Alfonso Ussía
De la vaca al caballo
Hace más de cuarenta años, cuando establecí mis sueños en los paisajes de La Montaña de Cantabria, abundaban las vaquerías de leche. Un prado sin vacas tenía algo de muerte verde. En el semanario «Sábado Gráfico» de Eugenio Suárez, publicó Antonio Gala un precioso artículo, «Castilla Arriba», que confirma la antigua visión del alma montañesa: «Cuando llego a la provincia de Santander, y me siento sobre la hierba mullida y jugosa de sus prados, siempre me asaltan dos temores: Que si respiro fuerte, me tragaré una vaca, y que si permanezco sentado más tiempo del recomendable, me crecerá la hierba a mí también». Las vacas surgían de improviso en el descenso del Puerto del Escudo, carretera de Burgos, o en Reinosa, camino de Palencia y Valladolid. También en la Palombera, puerta de Cabuérniga, si bien las vacas de la Palombera eran y son tudancas, muy queridas en estas tierras y más impertinentes que sus primas frisonas y limusinas. La vaca tudanca se considera intocable, y si alguna decide descansar en la mitad de la carretera, de nada sirven los gritos o los bocinazos. El coche tendrá que esperar a que la vaca decida que ha llegado el momento de incorporarse y dejar libre el camino. Son vacas fuertes, con una capa bellísima y expresión malhumorada. No tienen la tristeza de las vacas de leche en su mirada, tristeza que me definió un ganadero de Caviedes: «Todos los días les tocamos las tetas y nadie las besa después».

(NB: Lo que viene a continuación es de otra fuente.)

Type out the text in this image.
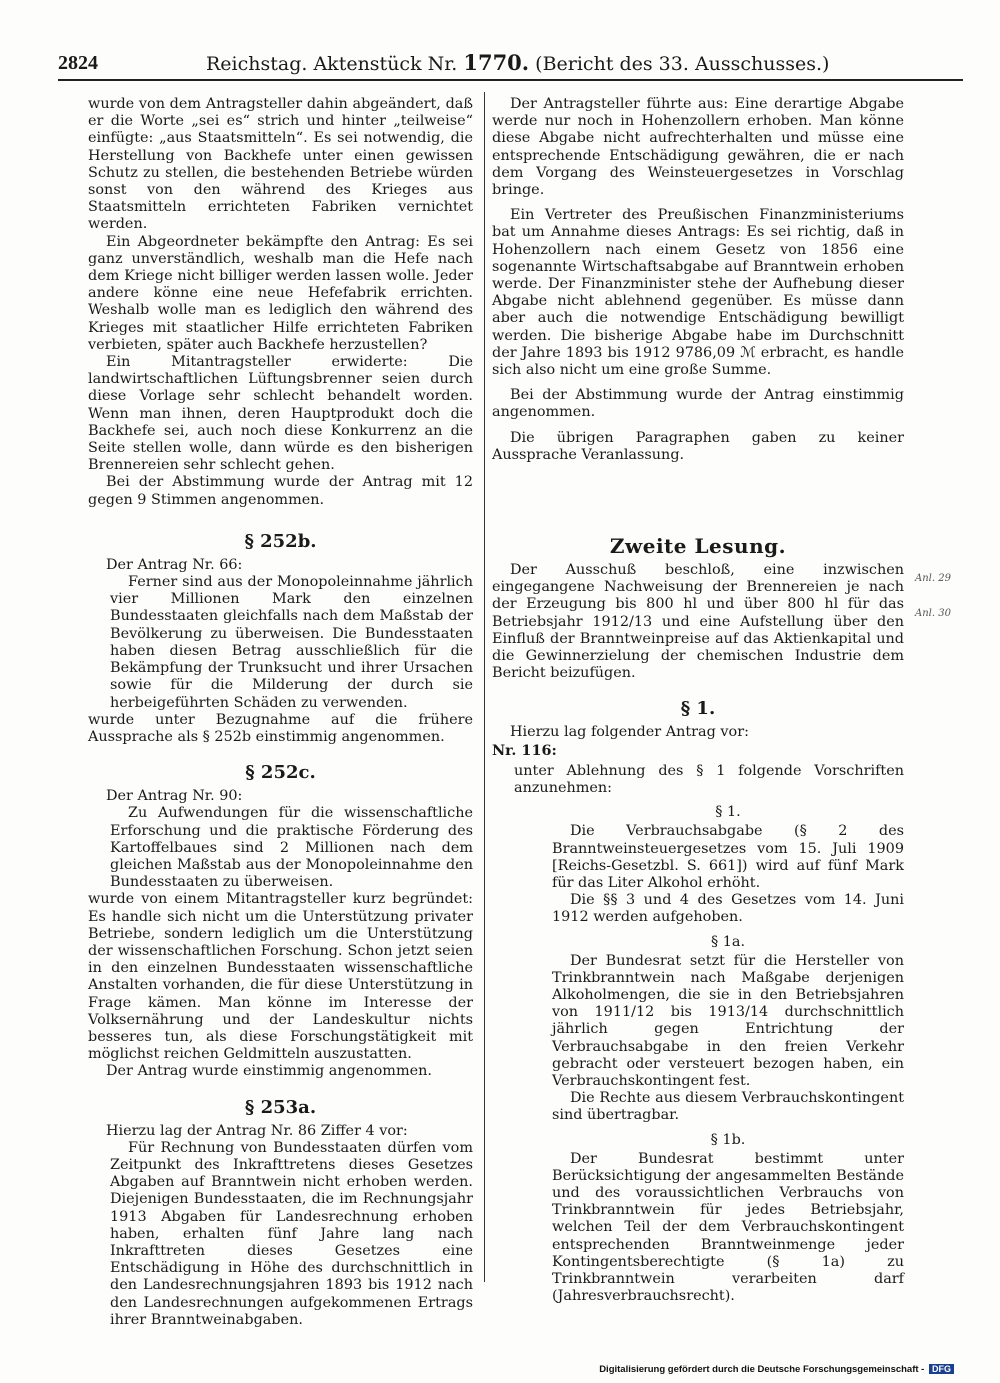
2824	Reichstag. Aktenstück Nr. 1770. (Bericht des 33. Ausschusses.)

wurde von dem Antragsteller dahin abgeändert, daß er die Worte „sei es“ strich und hinter „teilweise“ einfügte: „aus Staatsmitteln“. Es sei notwendig, die Herstellung von Backhefe unter einen gewissen Schutz zu stellen, die bestehenden Betriebe würden sonst von den während des Krieges aus Staatsmitteln errichteten Fabriken vernichtet werden.

Ein Abgeordneter bekämpfte den Antrag: Es sei ganz unverständlich, weshalb man die Hefe nach dem Kriege nicht billiger werden lassen wolle. Jeder andere könne eine neue Hefefabrik errichten. Weshalb wolle man es lediglich den während des Krieges mit staatlicher Hilfe errichteten Fabriken verbieten, später auch Backhefe herzustellen?

Ein Mitantragsteller erwiderte: Die landwirtschaftlichen Lüftungsbrenner seien durch diese Vorlage sehr schlecht behandelt worden. Wenn man ihnen, deren Hauptprodukt doch die Backhefe sei, auch noch diese Konkurrenz an die Seite stellen wolle, dann würde es den bisherigen Brennereien sehr schlecht gehen.

Bei der Abstimmung wurde der Antrag mit 12 gegen 9 Stimmen angenommen.

§ 252b.

Der Antrag Nr. 66:

Ferner sind aus der Monopoleinnahme jährlich vier Millionen Mark den einzelnen Bundesstaaten gleichfalls nach dem Maßstab der Bevölkerung zu überweisen. Die Bundesstaaten haben diesen Betrag ausschließlich für die Bekämpfung der Trunksucht und ihrer Ursachen sowie für die Milderung der durch sie herbeigeführten Schäden zu verwenden.

wurde unter Bezugnahme auf die frühere Aussprache als § 252b einstimmig angenommen.

§ 252c.

Der Antrag Nr. 90:

Zu Aufwendungen für die wissenschaftliche Erforschung und die praktische Förderung des Kartoffelbaues sind 2 Millionen nach dem gleichen Maßstab aus der Monopoleinnahme den Bundesstaaten zu überweisen.

wurde von einem Mitantragsteller kurz begründet: Es handle sich nicht um die Unterstützung privater Betriebe, sondern lediglich um die Unterstützung der wissenschaftlichen Forschung. Schon jetzt seien in den einzelnen Bundesstaaten wissenschaftliche Anstalten vorhanden, die für diese Unterstützung in Frage kämen. Man könne im Interesse der Volksernährung und der Landeskultur nichts besseres tun, als diese Forschungstätigkeit mit möglichst reichen Geldmitteln auszustatten.

Der Antrag wurde einstimmig angenommen.

§ 253a.

Hierzu lag der Antrag Nr. 86 Ziffer 4 vor:

Für Rechnung von Bundesstaaten dürfen vom Zeitpunkt des Inkrafttretens dieses Gesetzes Abgaben auf Branntwein nicht erhoben werden. Diejenigen Bundesstaaten, die im Rechnungsjahr 1913 Abgaben für Landesrechnung erhoben haben, erhalten fünf Jahre lang nach Inkrafttreten dieses Gesetzes eine Entschädigung in Höhe des durchschnittlich in den Landesrechnungsjahren 1893 bis 1912 nach den Landesrechnungen aufgekommenen Ertrags ihrer Branntweinabgaben.

Der Antragsteller führte aus: Eine derartige Abgabe werde nur noch in Hohenzollern erhoben. Man könne diese Abgabe nicht aufrechterhalten und müsse eine entsprechende Entschädigung gewähren, die er nach dem Vorgang des Weinsteuergesetzes in Vorschlag bringe.

Ein Vertreter des Preußischen Finanzministeriums bat um Annahme dieses Antrags: Es sei richtig, daß in Hohenzollern nach einem Gesetz von 1856 eine sogenannte Wirtschaftsabgabe auf Branntwein erhoben werde. Der Finanzminister stehe der Aufhebung dieser Abgabe nicht ablehnend gegenüber. Es müsse dann aber auch die notwendige Entschädigung bewilligt werden. Die bisherige Abgabe habe im Durchschnitt der Jahre 1893 bis 1912 9786,09 ℳ erbracht, es handle sich also nicht um eine große Summe.

Bei der Abstimmung wurde der Antrag einstimmig angenommen.

Die übrigen Paragraphen gaben zu keiner Aussprache Veranlassung.

Zweite Lesung.

Der Ausschuß beschloß, eine inzwischen eingegangene Nachweisung der Brennereien je nach der Erzeugung bis 800 hl und über 800 hl für das Betriebsjahr 1912/13 und eine Aufstellung über den Einfluß der Branntweinpreise auf das Aktienkapital und die Gewinnerzielung der chemischen Industrie dem Bericht beizufügen.

§ 1.

Hierzu lag folgender Antrag vor:

Nr. 116:

unter Ablehnung des § 1 folgende Vorschriften anzunehmen:

§ 1.

Die Verbrauchsabgabe (§ 2 des Branntweinsteuergesetzes vom 15. Juli 1909 [Reichs-Gesetzbl. S. 661]) wird auf fünf Mark für das Liter Alkohol erhöht.

Die §§ 3 und 4 des Gesetzes vom 14. Juni 1912 werden aufgehoben.

§ 1a.

Der Bundesrat setzt für die Hersteller von Trinkbranntwein nach Maßgabe derjenigen Alkoholmengen, die sie in den Betriebsjahren von 1911/12 bis 1913/14 durchschnittlich jährlich gegen Entrichtung der Verbrauchsabgabe in den freien Verkehr gebracht oder versteuert bezogen haben, ein Verbrauchskontingent fest.

Die Rechte aus diesem Verbrauchskontingent sind übertragbar.

§ 1b.

Der Bundesrat bestimmt unter Berücksichtigung der angesammelten Bestände und des voraussichtlichen Verbrauchs von Trinkbranntwein für jedes Betriebsjahr, welchen Teil der dem Verbrauchskontingent entsprechenden Branntweinmenge jeder Kontingentsberechtigte (§ 1a) zu Trinkbranntwein verarbeiten darf (Jahresverbrauchsrecht).

Anl. 29
Anl. 30
Digitalisierung gefördert durch die Deutsche Forschungsgemeinschaft - DFG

Poco a poco, las vacas pintas, las blanquinegras de los prados de La Montaña han cedido sus sitios y lugares a las limusinas de carne y a los caballos. Quedan vaquerías y praderas del paisaje de antes, pero menos frecuentes. Las limusinas no exigen la esclavitud del ganadero, y los caballos se venden mejor por el precio de su carne. Son prados habitados, pero alejados de la estética de antaño. Sólo he encontrado una mirada más triste que la de las vacas de leche. La que imploran piedad de las ovejas de Islandia. En el trayecto entre la capital, Reijkiawik, y el aeropuerto de Keflawik, que huele a vísceras de ballena, las ovejas islandesas miran con melancolía a los humanos que escapan de sus soledades y fríos. Compartí ese pesar con el inolvidado Jorge Berlanga, que diez días después de llegar a Madrid, seguía pensando en la barra del Bar de los Artistas en las ovejas tristes de Islandia. –No puedo dormir cuando recuerdo esas miradas de consternación–.
Se dice que los mejores pastos están en el Campóo. El lecho de Reinosa, aún a 900 metros de altura desde su descenso del Pozazal, reúne a centenares de vacas y caballos. Cada vez que paso por ahí, y lo hago frecuentemente, menos vacas y más caballos. Quedan bien, son estéticos y parece que rentables. Pero carecen de la personalidad aburrida y angustiada de las vacas de leche. En mi lugar, Ruiloba, y en Caviedes, Labarces y Rioturbio, resisten bravas vaquerías, pero algún día, al ritmo que llevamos, llegarán los caballos a ocupar sus sitios de postal antigua, de postal en blanco y negro con el sello de Alfonso XIII rumbo a las Américas de los indianos o a la Andalucía de los jándalos. Aquellas palabras que en cinco renglones daban cuenta a los ausentes de los tiempos, de los sucesos familiares, de las alegrías y de las nostalgias. Todas ellas, escritas entre vaca y vaca, entre ordeño y ordeño, entre el sueño vencido y el sueño derrotado.
En los inaplazables y sagrados encuentros que cumplíamos todos los lunes –y así durante 20 años–, Antonio Mingote y el que escribe, siempre esperaba el lunes del optimismo. Aquel, en el que Antonio llegaba al restaurante y anunciaba: «Los castaños de Indias del Retiro ya verdean».
Antonio era, por acuerdo municipal en tiempos del Alcalde Tierno Galván, «Alcalde Honorario del Parque del Buen Retiro», y se conocía sus árboles uno por uno. Cuando intuyo que los árboles se esfuerzan por verdear en mis lugares del norte de España, renuevo con Antonio nuestra amistad eterna. Y hoy, las ramas del haya no han verdeado, pero las yemas están a punto de explosión.
Bueno, se trata de prados, vacas, caballos, melancolías y amigos. Al fin y al cabo, un descanso para sobrellevar mejor, de vuelta a Madrid, los tiempos que nos han tocado lidiar.